Étienne Senancour, escritor e pensador francês do sec. XIX eternizou certa vez que “a coragem real é mais paciente que a audaciosa.” Se aos substantivos é permitido serem mais do que “palavras que designam seres ou coisas”, paciência e audácia há muito que se tornaram forma e conteúdo da vida de Michelle Bachelet, a primeira mulher eleita presidente na história republicana do Chile. Foi em 2006, depois de percorrido um longo caminho pautado pela sabedoria da espera, durante o qual foi Ministra da Saúde, entre 2000 e 2002, e posteriormente Ministra da Defesa, cargo nunca antes ocupado por uma mulher naquele país.
Muito antes, em 1975, Verónica Michelle Bachelet Jeria, nascida a 29 de Setembro de 1951, em Santigo, no Chile, foi presa, torturada e exilada, depois de dois anos na clandestinidade por apoio ao Partido Socialista, deposto no golpe militar de 11 de Setembro de 1973 – que colocou Augusto Pinochet no poder – e no qual o seu pai, general Alberto Bachelet, foi preso e torturado, acusado de “traição à pátria”. Morreu em 1974, devido às torturas sofridas. Bachelet acabaria por retornar ao Chile em 1979, onde se formou médica-cirurgiã pediatra, em 1982. Envolveu-se novamente na política, após a saída de Pinochet, em 1990, tendo exercido funções como assessora e Ministra nos Ministérios da Saúde e da Defesa, ao mesmo tempo que colaborava com ONGs de apoio a filhos de torturados e desaparecidos. Foi, aliás, durante a tutela da Defesa que a sua imagem se popularizou, facto para o qual em muito contribui a sua aparição em cima de um tanque a comandar as operações de resgate, durante inundações no sector norte de Santiago. Naquele dia, segundo os críticos, nasceu o “fenómeno Bachelet”, embora muito poucos imaginassem que aquela mulher em cima do tanque se tornaria a primeira presidente do Chile.

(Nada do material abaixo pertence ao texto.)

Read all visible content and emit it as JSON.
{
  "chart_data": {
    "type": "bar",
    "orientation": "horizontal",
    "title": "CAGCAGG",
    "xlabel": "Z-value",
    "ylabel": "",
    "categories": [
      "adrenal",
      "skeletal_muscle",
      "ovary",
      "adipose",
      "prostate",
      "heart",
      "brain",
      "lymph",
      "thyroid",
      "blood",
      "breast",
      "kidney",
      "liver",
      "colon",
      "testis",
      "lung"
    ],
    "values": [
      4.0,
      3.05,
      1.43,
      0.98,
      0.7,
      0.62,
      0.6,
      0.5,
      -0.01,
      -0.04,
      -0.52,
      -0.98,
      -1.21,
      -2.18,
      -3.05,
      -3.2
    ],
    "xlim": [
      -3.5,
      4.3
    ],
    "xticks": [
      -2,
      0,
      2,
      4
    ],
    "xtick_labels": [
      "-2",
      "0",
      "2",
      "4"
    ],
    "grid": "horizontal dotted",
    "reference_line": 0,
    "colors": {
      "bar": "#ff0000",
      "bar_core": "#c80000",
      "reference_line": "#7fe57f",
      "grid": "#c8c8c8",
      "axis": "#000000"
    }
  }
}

Em 2006, na segunda volta pela presidência do Chile, obtém 53,5% dos votos contra 46,5% de Sebastián Piñera, convertendo-se na primeira presidente do seu país e a sexta na América Latina. Quando assumiu o poder, Bachelet constituiu um governo com 20 ministros: dez homens e dez mulheres, uma paridade de género nunca antes tentada por um presidente chileno. Outra das suas medidas foi a implementação do acesso gratuito ao sistema de saúde público, a maiores de 60 anos. Contudo, o seu governo foi, desde muito cedo, pautado por contestações. Em Abril de 2006, mais de 100 mil estudantes manifestaram-se por melhorias na Educação. Exigiam transporte escolar gratuito, a implementação de uma prova de selecção universitária e reformas no programa curricular. Logo de seguida, a popularidade do seu Governo foi amplamente abalada, por causa de um sistema de transporte público que se tornou caótico, levando críticos a retratá-la como “um autocarro municipal em direção a um precipício”.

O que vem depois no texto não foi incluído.